= Howard Brown (pianist) =

Canadian musician

Howard Fuller Brown (24 July 1920 in Arkona, Ontario - 2001) was a Canadian pianist, harpsichordist, and music educator, and was active as a concert pianist and recitalist in Atlantic Canada during the mid-twentieth century, appearing as a soloist with many important Canadian symphony orchestras. He also performed on numerous broadcasts with CBC Radio.

A graduate of The Royal Conservatory of Music (Associate diploma, 1939), the University of Toronto (B.A., 1943; B.Mus., 946), and the University of Michigan (MA in music literature, 1954), Brown studied under such teachers as Harry Dean, Lubka Kolessa, Boris Roubakine, Leo Smith, Arnold Walter, and Healey Willan.
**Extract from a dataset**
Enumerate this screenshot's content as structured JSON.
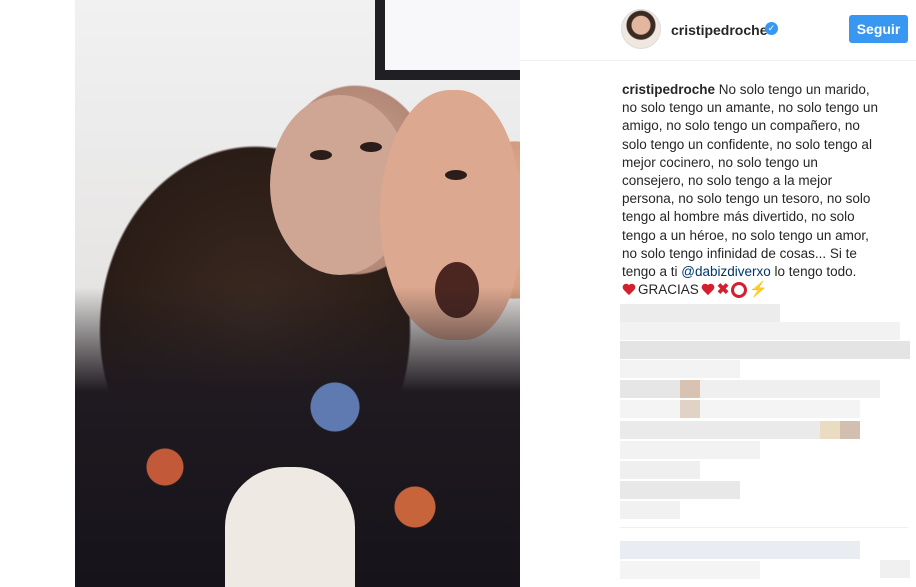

He later studied in England in 1957 through a grant from the Royal Society of Canada with harpsichordist Valda Aveling and pianist Harold Craxton.

Brown served as the chair of the piano faculty at both Maritime Conservatory of Music (1949–1950) and Mount Allison University (1950–1953) before becoming the head of the music department at the latter university from 1953 to 1967. He was then head of the music department at Bishop's University from 1967 to 1983, and where he was made a professor emeritus upon his retirement in 1984.